It said the law's accountability system, which punishes schools whose students fail to improve steadily on standardized tests, undermined school improvement efforts already under way in many states and relied on the wrong indicators. The report said that the law's rules for educating disabled students conflicted with another federal law, and that it presented bureaucratic requirements that failed to recognize the tapestry of educational challenges faced by teachers in the nation's 15,000 school districts.
Here's how the report argues that the Act is unconstitutional:
One chapter of the report says that the Constitution does not delegate powers to educate the nation's citizens to the federal government, thereby leaving education under state control. The report contends that No Child Left Behind has greatly expanded federal powers to a degree that is unconstitutional.
"This assertion of federal authority into an area historically reserved to the states has had the effect of curtailing additional state innovations and undermining many that had occurred during the past three decades," the report said.
The report also criticizes the Act's provisions relating to the disabled:
The report also examined what the task force called conflicts between the federal law and the disabilities act. Under No Child Left Behind, a disabled eighth grader whom educators deem to be working at a sixth grade level must take examinations for eighth graders. The report said the requirement contradicted provisions in the disabilities act requiring school authorities to devise a unique program suited to the needs and abilities of each disabled child.

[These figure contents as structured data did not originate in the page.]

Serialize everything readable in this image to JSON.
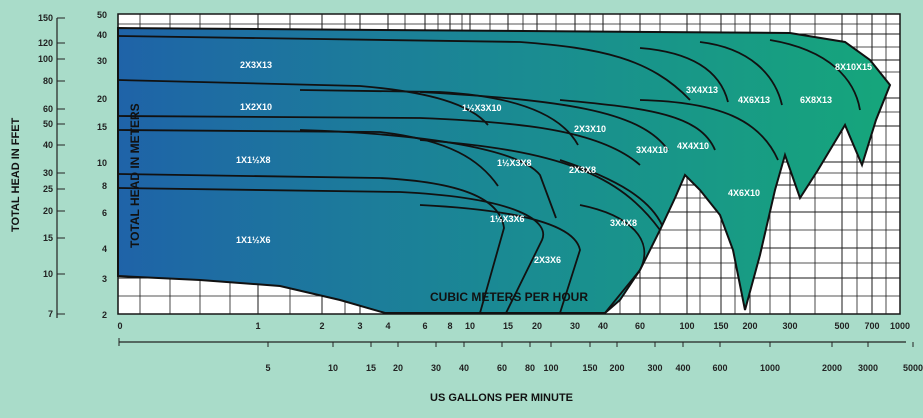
{
  "chart_data": {
    "type": "area",
    "title": "",
    "ylabel_left": "TOTAL HEAD IN FFET",
    "ylabel_inner": "TOTAL HEAD IN METERS",
    "xlabel_bottom": "US GALLONS PER MINUTE",
    "xlabel_inner": "CUBIC METERS PER HOUR",
    "x_scale": "log",
    "y_scale": "log",
    "grid": true,
    "feet_ticks": [
      "150",
      "120",
      "100",
      "80",
      "60",
      "50",
      "40",
      "30",
      "25",
      "20",
      "15",
      "10",
      "7"
    ],
    "meters_ticks": [
      "50",
      "40",
      "30",
      "20",
      "15",
      "10",
      "8",
      "6",
      "4",
      "3",
      "2"
    ],
    "m3h_ticks": [
      "0",
      "1",
      "2",
      "3",
      "4",
      "6",
      "8",
      "10",
      "15",
      "20",
      "30",
      "40",
      "60",
      "100",
      "150",
      "200",
      "300",
      "500",
      "700",
      "1000"
    ],
    "gpm_ticks": [
      "5",
      "10",
      "15",
      "20",
      "30",
      "40",
      "60",
      "80",
      "100",
      "150",
      "200",
      "300",
      "400",
      "600",
      "1000",
      "2000",
      "3000",
      "5000"
    ],
    "series": [
      {
        "name": "2X3X13"
      },
      {
        "name": "3X4X13"
      },
      {
        "name": "4X6X13"
      },
      {
        "name": "6X8X13"
      },
      {
        "name": "8X10X15"
      },
      {
        "name": "1X2X10"
      },
      {
        "name": "1½X3X10"
      },
      {
        "name": "2X3X10"
      },
      {
        "name": "3X4X10"
      },
      {
        "name": "4X4X10"
      },
      {
        "name": "1X1½X8"
      },
      {
        "name": "1½X3X8"
      },
      {
        "name": "2X3X8"
      },
      {
        "name": "3X4X8"
      },
      {
        "name": "4X6X10"
      },
      {
        "name": "1½X3X6"
      },
      {
        "name": "1X1½X6"
      },
      {
        "name": "2X3X6"
      }
    ],
    "colors": {
      "background": "#a9dcc9",
      "grid_bg": "#ffffff",
      "grid_line": "#1a1a1a",
      "fill_start": "#1f63a8",
      "fill_end": "#16a67b",
      "curve": "#111111"
    }
  }
}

"N.C.L.B. requires students with disabilities to be tested by grade level, while IDEA mandates that students be taught according to ability," the report said.
In compiling the report,
The task force worked for 10 months and held public hearings in Washington; Chicago; Salt Lake City; New York; Santa Fe, N.M.; and Portland, Ore. It also held deliberations in Savannah, Ga.
The Act will come up for reauthorization in 2007. Sounds like it's time to leave it behind.